Logic Colloquium 2024


Vitor Greati

Bernoulli Institute, Nijenborgh 9, 9747 AG, University of Groningen, The Netherlands

Talks at this conference:

  Thursday, 17:50, J222

Knotted substructural logics have fast-growing complexity

Substructural logics are

obtained from classical logic and intuitionistic logic (\(\mathbf{IL}\)) by rejecting axioms corresponding to familiar structural properties

like exchange (\(\mathbf e\)), weakening (\(\mathbf w\)) and contraction (\(\mathbf c\)).

Such logics exhibit resource-awareness and this additional expressivity is well-suited for applications in

mathematics, computer science, linguistics and philosophy.

For the same reason, these logics tend to be computationally very challenging. This is best illustrated by the decision problems of provability (the input formula is provable) and deducibility (the input formula is provable from an input set of formulas). For example, removing \((\mathbf c)\) from \(\mathbf{IL}\) yields a logic whose provability is PSPACE-complete, and deducibility is {TOWER}-complete (i.e., non-elementary). Remove \((\mathbf e)\) and \((\mathbf w)\) instead and both problems are undecidable.

Removing just \((\mathbf w)\) from \(\mathbf{IL}\) yields a logic whose provability and deducibility are both Ackermannian-complete (i.e., non-primitive recursive, at level \(\mathbf{F}_\omega\) in the ordinal-indexed fast-growing hierarchy).

We have already seen how the computational status varies with different combinations of structural properties. In this work, we discuss a natural family of logics arising when replacing \((\mathbf c)\) and \((\mathbf w)\) in \(\mathbf{IL}\) with a knotted axiom \(p^m \to p^n\). These logics possess analytic proof calculi but their analysis is impeded by size-increasing rules and the heavy combinatorial nature of the proofs.

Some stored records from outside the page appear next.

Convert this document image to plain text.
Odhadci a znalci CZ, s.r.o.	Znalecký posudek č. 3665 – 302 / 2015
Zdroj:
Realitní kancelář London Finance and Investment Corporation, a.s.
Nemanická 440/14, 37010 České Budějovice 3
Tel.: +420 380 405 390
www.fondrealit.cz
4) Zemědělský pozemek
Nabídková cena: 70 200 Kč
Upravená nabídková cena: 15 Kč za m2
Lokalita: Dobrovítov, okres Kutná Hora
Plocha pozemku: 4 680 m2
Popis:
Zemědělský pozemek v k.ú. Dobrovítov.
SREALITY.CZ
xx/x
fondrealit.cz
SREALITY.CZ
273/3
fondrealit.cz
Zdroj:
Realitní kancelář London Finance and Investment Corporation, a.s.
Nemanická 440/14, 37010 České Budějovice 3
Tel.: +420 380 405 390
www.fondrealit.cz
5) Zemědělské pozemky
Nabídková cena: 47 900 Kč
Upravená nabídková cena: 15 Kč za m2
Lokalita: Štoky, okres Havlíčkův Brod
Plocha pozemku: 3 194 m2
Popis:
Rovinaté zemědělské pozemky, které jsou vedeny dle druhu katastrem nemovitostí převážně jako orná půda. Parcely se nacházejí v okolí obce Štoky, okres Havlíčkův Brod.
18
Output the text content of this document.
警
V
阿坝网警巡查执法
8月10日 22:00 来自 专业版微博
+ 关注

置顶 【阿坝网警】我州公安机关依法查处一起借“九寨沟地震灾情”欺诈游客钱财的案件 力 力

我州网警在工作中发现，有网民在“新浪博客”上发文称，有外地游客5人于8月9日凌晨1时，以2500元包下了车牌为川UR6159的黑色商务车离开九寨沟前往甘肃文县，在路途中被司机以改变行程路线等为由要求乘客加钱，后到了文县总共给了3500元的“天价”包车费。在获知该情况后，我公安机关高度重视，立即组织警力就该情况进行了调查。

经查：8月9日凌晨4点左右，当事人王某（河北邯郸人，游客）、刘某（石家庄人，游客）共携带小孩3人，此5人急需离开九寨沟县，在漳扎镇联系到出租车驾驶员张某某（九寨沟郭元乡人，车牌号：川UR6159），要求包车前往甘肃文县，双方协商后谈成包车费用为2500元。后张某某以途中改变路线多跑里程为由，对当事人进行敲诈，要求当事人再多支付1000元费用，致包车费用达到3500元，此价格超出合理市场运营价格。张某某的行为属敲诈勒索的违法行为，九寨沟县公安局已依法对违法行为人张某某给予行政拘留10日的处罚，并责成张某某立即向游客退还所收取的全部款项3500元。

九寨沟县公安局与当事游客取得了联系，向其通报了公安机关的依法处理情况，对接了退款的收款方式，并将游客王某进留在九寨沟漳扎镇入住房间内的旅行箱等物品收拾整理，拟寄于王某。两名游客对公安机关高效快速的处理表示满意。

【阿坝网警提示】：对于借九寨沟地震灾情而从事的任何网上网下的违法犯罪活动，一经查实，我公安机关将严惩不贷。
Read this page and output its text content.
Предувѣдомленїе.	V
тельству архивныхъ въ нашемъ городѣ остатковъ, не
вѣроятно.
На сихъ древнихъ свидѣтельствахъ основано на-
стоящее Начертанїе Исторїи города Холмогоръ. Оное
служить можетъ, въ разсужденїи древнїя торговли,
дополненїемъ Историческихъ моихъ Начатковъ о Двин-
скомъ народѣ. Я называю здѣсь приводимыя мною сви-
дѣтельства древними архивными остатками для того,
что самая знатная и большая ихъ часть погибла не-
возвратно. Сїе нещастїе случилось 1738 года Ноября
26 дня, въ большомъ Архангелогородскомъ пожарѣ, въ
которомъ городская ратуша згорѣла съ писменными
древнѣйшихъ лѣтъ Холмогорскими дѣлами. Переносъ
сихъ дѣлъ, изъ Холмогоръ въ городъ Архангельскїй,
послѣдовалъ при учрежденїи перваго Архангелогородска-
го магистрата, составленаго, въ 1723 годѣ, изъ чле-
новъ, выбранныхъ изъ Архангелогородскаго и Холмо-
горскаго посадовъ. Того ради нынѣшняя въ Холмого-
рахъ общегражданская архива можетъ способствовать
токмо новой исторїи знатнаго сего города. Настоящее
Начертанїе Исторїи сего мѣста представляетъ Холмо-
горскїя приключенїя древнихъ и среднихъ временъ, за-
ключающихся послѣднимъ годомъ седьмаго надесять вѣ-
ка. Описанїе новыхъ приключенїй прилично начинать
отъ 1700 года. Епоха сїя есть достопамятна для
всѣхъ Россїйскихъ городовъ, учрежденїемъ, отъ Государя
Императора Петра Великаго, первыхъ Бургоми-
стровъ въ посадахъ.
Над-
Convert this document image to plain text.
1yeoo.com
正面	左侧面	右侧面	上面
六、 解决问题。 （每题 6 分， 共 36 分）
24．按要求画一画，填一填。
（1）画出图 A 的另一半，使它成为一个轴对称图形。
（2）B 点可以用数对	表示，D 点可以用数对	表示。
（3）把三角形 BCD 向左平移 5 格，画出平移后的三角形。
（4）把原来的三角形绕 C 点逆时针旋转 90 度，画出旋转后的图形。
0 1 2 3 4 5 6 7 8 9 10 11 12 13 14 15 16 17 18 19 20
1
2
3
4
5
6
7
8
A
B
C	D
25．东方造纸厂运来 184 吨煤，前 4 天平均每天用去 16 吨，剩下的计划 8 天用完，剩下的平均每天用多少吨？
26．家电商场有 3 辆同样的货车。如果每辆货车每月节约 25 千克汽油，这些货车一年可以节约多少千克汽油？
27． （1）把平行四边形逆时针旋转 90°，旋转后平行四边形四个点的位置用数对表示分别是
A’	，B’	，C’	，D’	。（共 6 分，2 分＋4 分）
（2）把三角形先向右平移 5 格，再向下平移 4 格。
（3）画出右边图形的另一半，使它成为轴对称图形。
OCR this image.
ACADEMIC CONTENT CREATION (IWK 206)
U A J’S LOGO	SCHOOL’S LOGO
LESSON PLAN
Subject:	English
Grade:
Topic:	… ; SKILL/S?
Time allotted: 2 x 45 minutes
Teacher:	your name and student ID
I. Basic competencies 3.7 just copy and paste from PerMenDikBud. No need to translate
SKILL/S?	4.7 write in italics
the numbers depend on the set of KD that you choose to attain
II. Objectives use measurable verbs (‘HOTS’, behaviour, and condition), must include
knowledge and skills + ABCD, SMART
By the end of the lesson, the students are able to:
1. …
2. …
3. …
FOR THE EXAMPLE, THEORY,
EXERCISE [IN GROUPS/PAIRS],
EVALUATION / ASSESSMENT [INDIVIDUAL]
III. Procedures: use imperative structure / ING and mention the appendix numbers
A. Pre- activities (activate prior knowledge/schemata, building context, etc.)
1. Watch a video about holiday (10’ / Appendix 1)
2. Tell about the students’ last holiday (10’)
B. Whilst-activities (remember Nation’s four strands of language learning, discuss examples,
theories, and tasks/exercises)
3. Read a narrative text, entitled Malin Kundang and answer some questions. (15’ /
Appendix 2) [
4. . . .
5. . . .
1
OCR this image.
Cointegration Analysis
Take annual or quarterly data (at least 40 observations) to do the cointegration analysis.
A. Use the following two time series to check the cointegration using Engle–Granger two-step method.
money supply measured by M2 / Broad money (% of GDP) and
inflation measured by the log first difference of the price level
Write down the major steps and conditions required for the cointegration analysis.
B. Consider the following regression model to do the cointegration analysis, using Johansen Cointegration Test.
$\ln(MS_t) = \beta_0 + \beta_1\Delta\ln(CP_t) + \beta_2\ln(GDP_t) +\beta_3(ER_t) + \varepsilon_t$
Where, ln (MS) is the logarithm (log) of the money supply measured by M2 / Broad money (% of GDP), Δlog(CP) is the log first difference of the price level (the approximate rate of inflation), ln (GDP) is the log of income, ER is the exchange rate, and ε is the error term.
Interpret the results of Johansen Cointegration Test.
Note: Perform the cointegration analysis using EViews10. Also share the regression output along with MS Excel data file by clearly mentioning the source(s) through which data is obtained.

Specifically, we study the complexity of axiomatic extensions of the full Lambek logic \(\mathbf{FL}\) (that is, \(\mathbf{IL}\) minus \(\{(\mathbf e), (\mathbf w), (\mathbf c) \})\) with knotted axioms yielding fast-growing complexity classifications. A key feature here is the reliance on multiple areas of mathematics and computer science: proof theory and well-quasi-order theory for deriving upper bounds, and reductions using algebraic counter machines to obtain lower bounds.

Joint work with Nikolaos Galatos (Denver), Revantha Ramanayake (Groningen), and Gavin St. John (Salerno).